Breast cancer is the leading cause of cancer-associated death among women worldwide. Its high mortality rate is related to resistance towards chemotherapies, which is one of the major challenges of breast cancer research. In this study, we used label-free mass spectrometry- (MS-) based proteomics to investigate the differences between circulating proteins in the plasma of patients with chemoresponsive and chemoresistant luminal A breast cancer. MS analysis revealed 205 differentially expressed proteins. Furthermore, we used in silico tools to build protein-protein interaction networks. Most of the upregulated proteins in the chemoresistant group were closely related and tightly linked. The predominant networks were related to oxidative stress, the inflammatory response, and the complement cascade. Through this analysis, we identified inflammation and oxidative stress as central processes of breast cancer chemoresistance. Furthermore, we confirmed our hypothesis by evaluating oxidative stress and performing cytokine profiling in our cohort. The connections among oxidative stress, inflammation, and the complement system described in our study seem to indicate a pivotal axis in breast cancer chemoresistance. Hence, these findings will have significant clinical implications for improving therapies to bypass breast cancer chemoresistance in the future.

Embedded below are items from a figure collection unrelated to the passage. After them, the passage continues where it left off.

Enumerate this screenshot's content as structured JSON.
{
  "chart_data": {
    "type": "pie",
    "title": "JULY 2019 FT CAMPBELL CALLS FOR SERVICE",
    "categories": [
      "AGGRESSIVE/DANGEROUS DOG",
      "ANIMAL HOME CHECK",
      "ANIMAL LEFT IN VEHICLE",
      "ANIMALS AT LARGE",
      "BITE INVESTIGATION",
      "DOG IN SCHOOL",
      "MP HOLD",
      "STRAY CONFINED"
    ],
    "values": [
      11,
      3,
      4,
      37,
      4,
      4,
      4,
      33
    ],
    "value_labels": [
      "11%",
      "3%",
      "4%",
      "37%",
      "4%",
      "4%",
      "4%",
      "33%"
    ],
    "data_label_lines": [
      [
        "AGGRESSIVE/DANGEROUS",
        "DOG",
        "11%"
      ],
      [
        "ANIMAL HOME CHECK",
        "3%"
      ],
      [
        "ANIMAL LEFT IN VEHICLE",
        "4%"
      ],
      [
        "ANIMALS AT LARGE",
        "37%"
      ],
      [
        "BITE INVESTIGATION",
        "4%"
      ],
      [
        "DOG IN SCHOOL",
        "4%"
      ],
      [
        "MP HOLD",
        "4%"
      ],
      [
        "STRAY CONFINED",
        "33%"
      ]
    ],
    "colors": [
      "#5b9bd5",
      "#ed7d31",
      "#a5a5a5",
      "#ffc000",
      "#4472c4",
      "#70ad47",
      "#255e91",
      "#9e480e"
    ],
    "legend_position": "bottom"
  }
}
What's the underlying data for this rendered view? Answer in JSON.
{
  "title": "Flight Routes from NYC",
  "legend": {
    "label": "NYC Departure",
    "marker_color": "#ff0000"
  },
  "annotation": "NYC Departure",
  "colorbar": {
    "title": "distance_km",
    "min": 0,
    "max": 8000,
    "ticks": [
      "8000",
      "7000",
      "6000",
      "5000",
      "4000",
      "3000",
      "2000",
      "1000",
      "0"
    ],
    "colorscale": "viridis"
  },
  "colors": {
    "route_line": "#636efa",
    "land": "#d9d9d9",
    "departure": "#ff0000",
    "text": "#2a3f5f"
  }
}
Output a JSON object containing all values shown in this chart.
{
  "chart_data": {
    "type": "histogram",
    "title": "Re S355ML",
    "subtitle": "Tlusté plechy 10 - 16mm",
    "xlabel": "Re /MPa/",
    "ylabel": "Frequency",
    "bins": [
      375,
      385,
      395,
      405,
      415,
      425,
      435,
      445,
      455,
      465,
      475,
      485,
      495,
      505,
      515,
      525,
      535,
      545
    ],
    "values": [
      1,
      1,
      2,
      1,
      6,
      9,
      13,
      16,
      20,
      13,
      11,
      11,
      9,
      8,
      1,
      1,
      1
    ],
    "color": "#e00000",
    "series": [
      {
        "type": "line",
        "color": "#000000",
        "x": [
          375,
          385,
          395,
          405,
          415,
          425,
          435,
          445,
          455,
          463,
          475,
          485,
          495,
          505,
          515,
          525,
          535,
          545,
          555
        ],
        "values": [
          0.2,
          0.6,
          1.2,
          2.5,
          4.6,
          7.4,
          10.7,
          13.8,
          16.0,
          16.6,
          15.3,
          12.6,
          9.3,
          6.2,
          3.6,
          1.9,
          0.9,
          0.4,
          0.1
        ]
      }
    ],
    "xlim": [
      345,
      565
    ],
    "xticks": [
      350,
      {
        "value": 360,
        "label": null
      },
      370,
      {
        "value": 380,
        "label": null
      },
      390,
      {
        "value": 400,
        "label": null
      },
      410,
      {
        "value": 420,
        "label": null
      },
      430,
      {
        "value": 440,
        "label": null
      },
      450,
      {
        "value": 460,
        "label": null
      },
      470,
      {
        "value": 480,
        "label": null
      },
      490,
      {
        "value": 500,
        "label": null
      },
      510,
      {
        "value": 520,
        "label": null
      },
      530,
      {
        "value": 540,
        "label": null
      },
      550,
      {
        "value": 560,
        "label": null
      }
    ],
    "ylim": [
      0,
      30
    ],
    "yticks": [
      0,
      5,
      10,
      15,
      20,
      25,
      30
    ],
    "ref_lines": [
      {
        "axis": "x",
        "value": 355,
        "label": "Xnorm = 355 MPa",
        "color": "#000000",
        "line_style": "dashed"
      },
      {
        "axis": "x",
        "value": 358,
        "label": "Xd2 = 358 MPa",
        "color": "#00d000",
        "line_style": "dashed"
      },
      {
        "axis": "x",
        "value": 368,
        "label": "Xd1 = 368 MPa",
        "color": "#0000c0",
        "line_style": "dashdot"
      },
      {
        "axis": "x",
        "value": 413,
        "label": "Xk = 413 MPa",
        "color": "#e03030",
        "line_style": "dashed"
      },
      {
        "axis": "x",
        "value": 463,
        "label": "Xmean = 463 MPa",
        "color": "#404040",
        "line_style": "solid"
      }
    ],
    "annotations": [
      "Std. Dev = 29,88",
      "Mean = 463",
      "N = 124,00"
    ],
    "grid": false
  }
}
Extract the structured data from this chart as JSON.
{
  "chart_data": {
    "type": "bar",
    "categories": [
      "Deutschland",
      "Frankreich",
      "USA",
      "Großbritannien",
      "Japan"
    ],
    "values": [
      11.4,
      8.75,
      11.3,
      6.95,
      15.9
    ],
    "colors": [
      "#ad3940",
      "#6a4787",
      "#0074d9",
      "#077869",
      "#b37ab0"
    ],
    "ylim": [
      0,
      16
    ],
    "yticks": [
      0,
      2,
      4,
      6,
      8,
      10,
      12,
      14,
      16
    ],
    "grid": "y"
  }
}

乳腺癌是全球女性癌症相关死亡的主要原因。其高死亡率与对化疗的耐药性有关,这是乳腺癌研究的主要挑战之一。在这项研究中,我们使用无标记的基于质谱的蛋白质组学来研究对化疗敏感和耐药的腔 A 型乳腺癌患者血浆中循环蛋白的差异。MS 分析显示了 205 个差异表达的蛋白。此外,我们还使用了计算机模拟工具来构建蛋白质-蛋白质相互作用网络。在耐药组中上调的大多数蛋白密切相关且紧密相连。主要网络与氧化应激、炎症反应和补体级联反应有关。通过这项分析,我们确定了炎症和氧化应激是乳腺癌化疗耐药的核心过程。此外,我们通过在我们的队列中评估氧化应激和进行细胞因子分析来验证我们的假设。我们研究中描述的氧化应激、炎症和补体系统之间的联系似乎表明了乳腺癌化疗耐药性的关键轴。因此,这些发现将对未来改善治疗方法以克服乳腺癌化疗耐药性具有重要的临床意义。